Teaching
Please find an overviewed of some courses. If you have any specific questions about course topics, feel free to message my office, and a teaching staff member will respond as soon as possible.
Machine Learning in Finance
Winter Semester
This master course covers machine learning techniques and their application in finance. It begins with an introduction to machine learning and data handling in finance, followed by supervised regression models, including Ridge and Lasso regression. Practical sessions focus on Python and R, teaching students to implement and evaluate models. The course also covers decision trees, ensemble methods like Random Forests, and deep learning with neural networks for predicting stock returns. Advanced techniques such as optimization, model tuning, and case studies provide practical insights into real-world financial applications.
Summer Semester
This seminar focuses on the application of data science techniques to asset pricing in financial markets. Students explore advanced topics in asset pricing, including factor models, risk premia, and market anomalies, alongside data science methodologies. The seminar is designed to enhance students' understanding of how data-driven approaches can be applied to develop and test asset pricing models.

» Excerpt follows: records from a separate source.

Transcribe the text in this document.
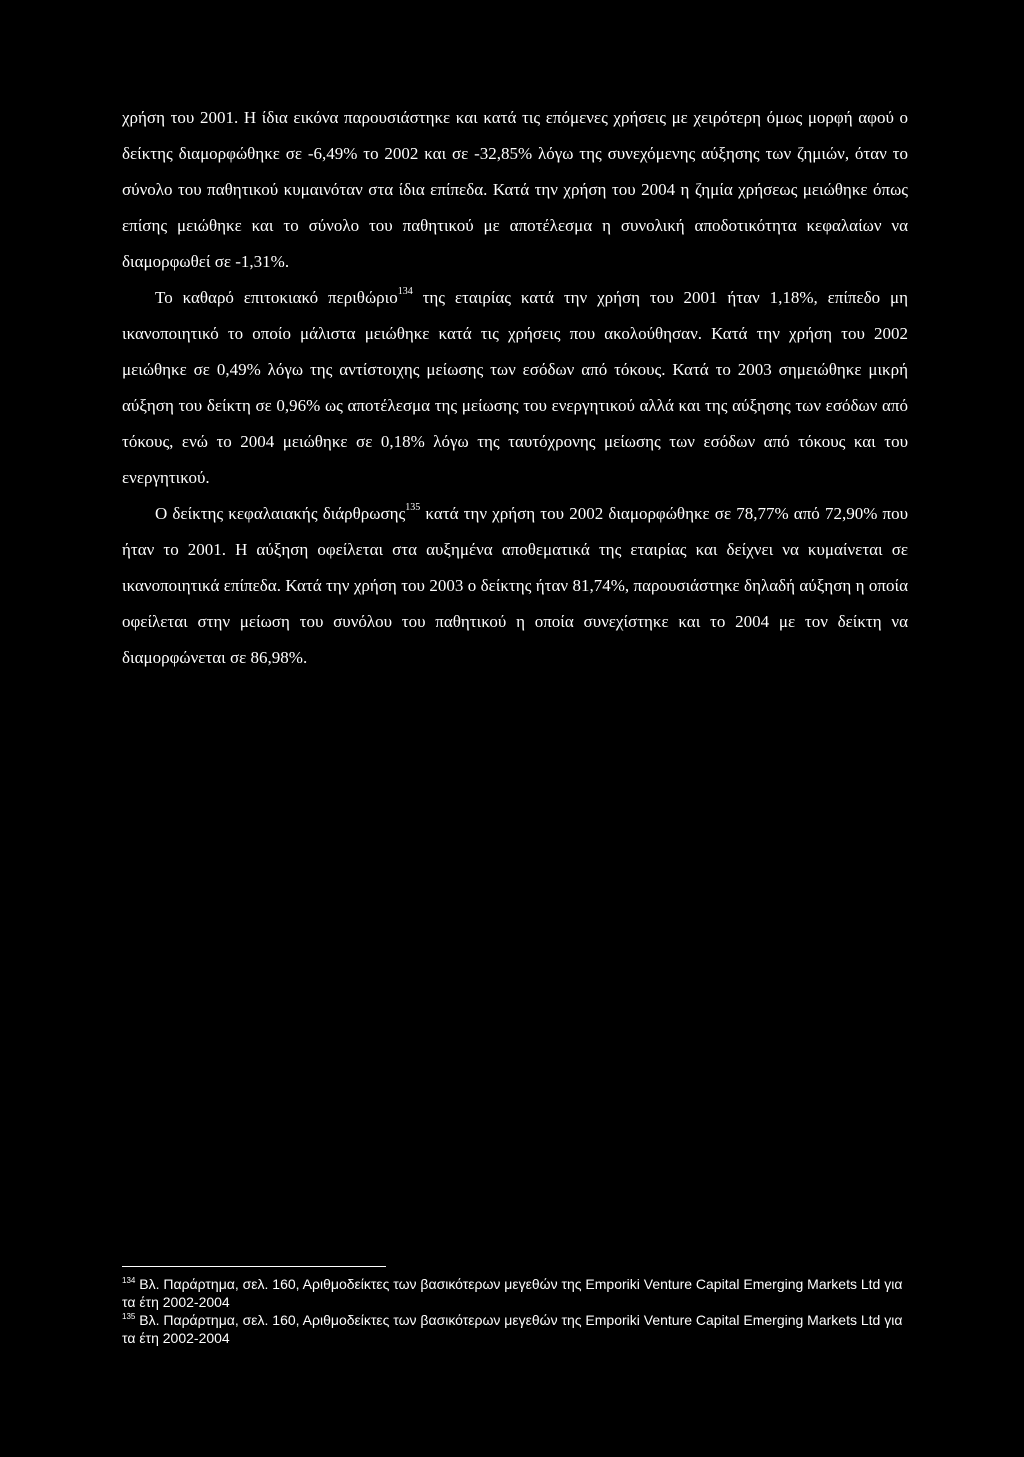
χρήση του 2001. Η ίδια εικόνα παρουσιάστηκε και κατά τις επόμενες χρήσεις με χειρότερη όμως μορφή αφού ο δείκτης διαμορφώθηκε σε -6,49% το 2002 και σε -32,85% λόγω της συνεχόμενης αύξησης των ζημιών, όταν το σύνολο του παθητικού κυμαινόταν στα ίδια επίπεδα. Κατά την χρήση του 2004 η ζημία χρήσεως μειώθηκε όπως επίσης μειώθηκε και το σύνολο του παθητικού με αποτέλεσμα η συνολική αποδοτικότητα κεφαλαίων να διαμορφωθεί σε -1,31%.

Το καθαρό επιτοκιακό περιθώριο$^{134}$ της εταιρίας κατά την χρήση του 2001 ήταν 1,18%, επίπεδο μη ικανοποιητικό το οποίο μάλιστα μειώθηκε κατά τις χρήσεις που ακολούθησαν. Κατά την χρήση του 2002 μειώθηκε σε 0,49% λόγω της αντίστοιχης μείωσης των εσόδων από τόκους. Κατά το 2003 σημειώθηκε μικρή αύξηση του δείκτη σε 0,96% ως αποτέλεσμα της μείωσης του ενεργητικού αλλά και της αύξησης των εσόδων από τόκους, ενώ το 2004 μειώθηκε σε 0,18% λόγω της ταυτόχρονης μείωσης των εσόδων από τόκους και του ενεργητικού.

Ο δείκτης κεφαλαιακής διάρθρωσης$^{135}$ κατά την χρήση του 2002 διαμορφώθηκε σε 78,77% από 72,90% που ήταν το 2001. Η αύξηση οφείλεται στα αυξημένα αποθεματικά της εταιρίας και δείχνει να κυμαίνεται σε ικανοποιητικά επίπεδα. Κατά την χρήση του 2003 ο δείκτης ήταν 81,74%, παρουσιάστηκε δηλαδή αύξηση η οποία οφείλεται στην μείωση του συνόλου του παθητικού η οποία συνεχίστηκε και το 2004 με τον δείκτη να διαμορφώνεται σε 86,98%.

$^{134}$ Βλ. Παράρτημα, σελ. 160, Αριθμοδείκτες των βασικότερων μεγεθών της Emporiki Venture Capital Emerging Markets Ltd για τα έτη 2002-2004

$^{135}$ Βλ. Παράρτημα, σελ. 160, Αριθμοδείκτες των βασικότερων μεγεθών της Emporiki Venture Capital Emerging Markets Ltd για τα έτη 2002-2004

Through a combination of empirical research and hands-on data analysis, students undertake projects that apply these techniques to real-world financial data, presenting their findings and contributing to discussions on contemporary challenges in asset pricing.
Winter Semester
This master course covers foundational models, such as the Capital Asset Pricing Model (CAPM) and multi-factor models, along with their applications in estimating expected returns and assessing risk. The course also includes portfolio construction and optimization strategies, focusing on methods like mean-variance optimization, the Black-Litterman model, and robust optimization techniques. Students engage with real-world data and case studies to develop skills in constructing efficient portfolios, evaluating investment strategies, and understanding the trade-offs between risk and return in various market conditions.
Summer Semester
This lecture at the bachelor level covers theories and best practices related to firms’ financial and investment decisions. Students learn about the time value of money, how to use financial information to make decisions, such as reading balance statements, and using company performance indicators to find an adequate capital structure and estimate the cost of capital. Furthermore, they are able to apply concepts of capital budgeting and investment analysis to choose among investments.
Winter Semester
This seminar is designed to teach undergraduate students how to perform financial valuation techniques in the context of financial management. The course emphasizes practical skills in valuing companies, projects, and investment opportunities using various methodologies, including discounted cash flow (DCF) analysis and relative valuation. Students apply their theoretical knowledge to real-world cases, conducting comprehensive valuations and developing investment recommendations.